Volume fractions are expected to be close to zero or unity except near the interface. To solve the interface, the free surface model was selected. This model uses a compressive discretization scheme to keep the interface sharp, reducing the smearing at the interface (see ANSYS CFX Manual [40]). The coupled volume fraction algorithm was selected. Hence, velocity, pressure, and volume factions are implicitly coupled. The surface tension model considers the surface tension force as a volume force concentrated at the interface. A surface tension coefficient of 0.072 N/m was specified. No wall adhesion was considered.

3.3. Boundary Conditions

Although the classical approach in bottom racks is two-dimensional, the phenomenon is in fact three-dimensional. Hence, three-dimensional models were considered in this study.

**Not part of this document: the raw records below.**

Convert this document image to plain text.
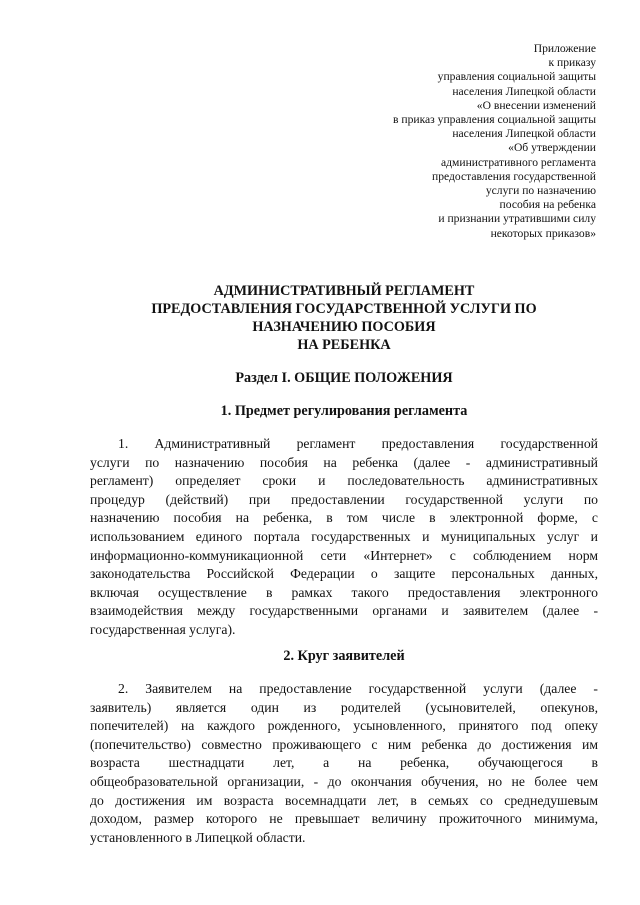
Приложение
к приказу
управления социальной защиты
населения Липецкой области
«О внесении изменений
в приказ управления социальной защиты
населения Липецкой области
«Об утверждении
административного регламента
предоставления государственной
услуги по назначению
пособия на ребенка
и признании утратившими силу
некоторых приказов»
АДМИНИСТРАТИВНЫЙ РЕГЛАМЕНТ
ПРЕДОСТАВЛЕНИЯ ГОСУДАРСТВЕННОЙ УСЛУГИ ПО
НАЗНАЧЕНИЮ ПОСОБИЯ
НА РЕБЕНКА
Раздел I. ОБЩИЕ ПОЛОЖЕНИЯ
1. Предмет регулирования регламента
1. Административный регламент предоставления государственной
услуги по назначению пособия на ребенка (далее - административный
регламент) определяет сроки и последовательность административных
процедур (действий) при предоставлении государственной услуги по
назначению пособия на ребенка, в том числе в электронной форме, с
использованием единого портала государственных и муниципальных услуг и
информационно-коммуникационной сети «Интернет» с соблюдением норм
законодательства Российской Федерации о защите персональных данных,
включая осуществление в рамках такого предоставления электронного
взаимодействия между государственными органами и заявителем (далее -
государственная услуга).
2. Круг заявителей
2. Заявителем на предоставление государственной услуги (далее -
заявитель) является один из родителей (усыновителей, опекунов,
попечителей) на каждого рожденного, усыновленного, принятого под опеку
(попечительство) совместно проживающего с ним ребенка до достижения им
возраста шестнадцати лет, а на ребенка, обучающегося в
общеобразовательной организации, - до окончания обучения, но не более чем
до достижения им возраста восемнадцати лет, в семьях со среднедушевым
доходом, размер которого не превышает величину прожиточного минимума,
установленного в Липецкой области.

An Acoustic Doppler Velocimeter was used to measure the mean and turbulent velocity at the inlet condition (located 0.50 m upstream of the front edge of the rack). The average turbulent intensity was around 3%. The model boundary conditions corresponded to the flow, the turbulence at the inlet condition, the upstream and downstream water levels, and their hydrostatic pressures distributions. The water level height was modified according to the values obtained in the laboratory device. In the upper outlet and in the outlet to the water collected channel, the flow is supercritical. Opening boundary conditions were considered. In the upper boundary, opening condition with zero gradient was considered.

Different authors have obtaining in their results that all the bars have similar behavior. For instance, García [10] shows the comparison of the flow profiles over all the racks and the spacing between bars for different inlet flows and rack slopes. Differences were scarce between bars. Following these ideas, it was considered that the longitudinal bars have the same behavior in the intake system. Hence, the fluid domain considers three bars and two spacings between bars. Symmetry conditions were used in the central plane of the extreme bars (Figure 3).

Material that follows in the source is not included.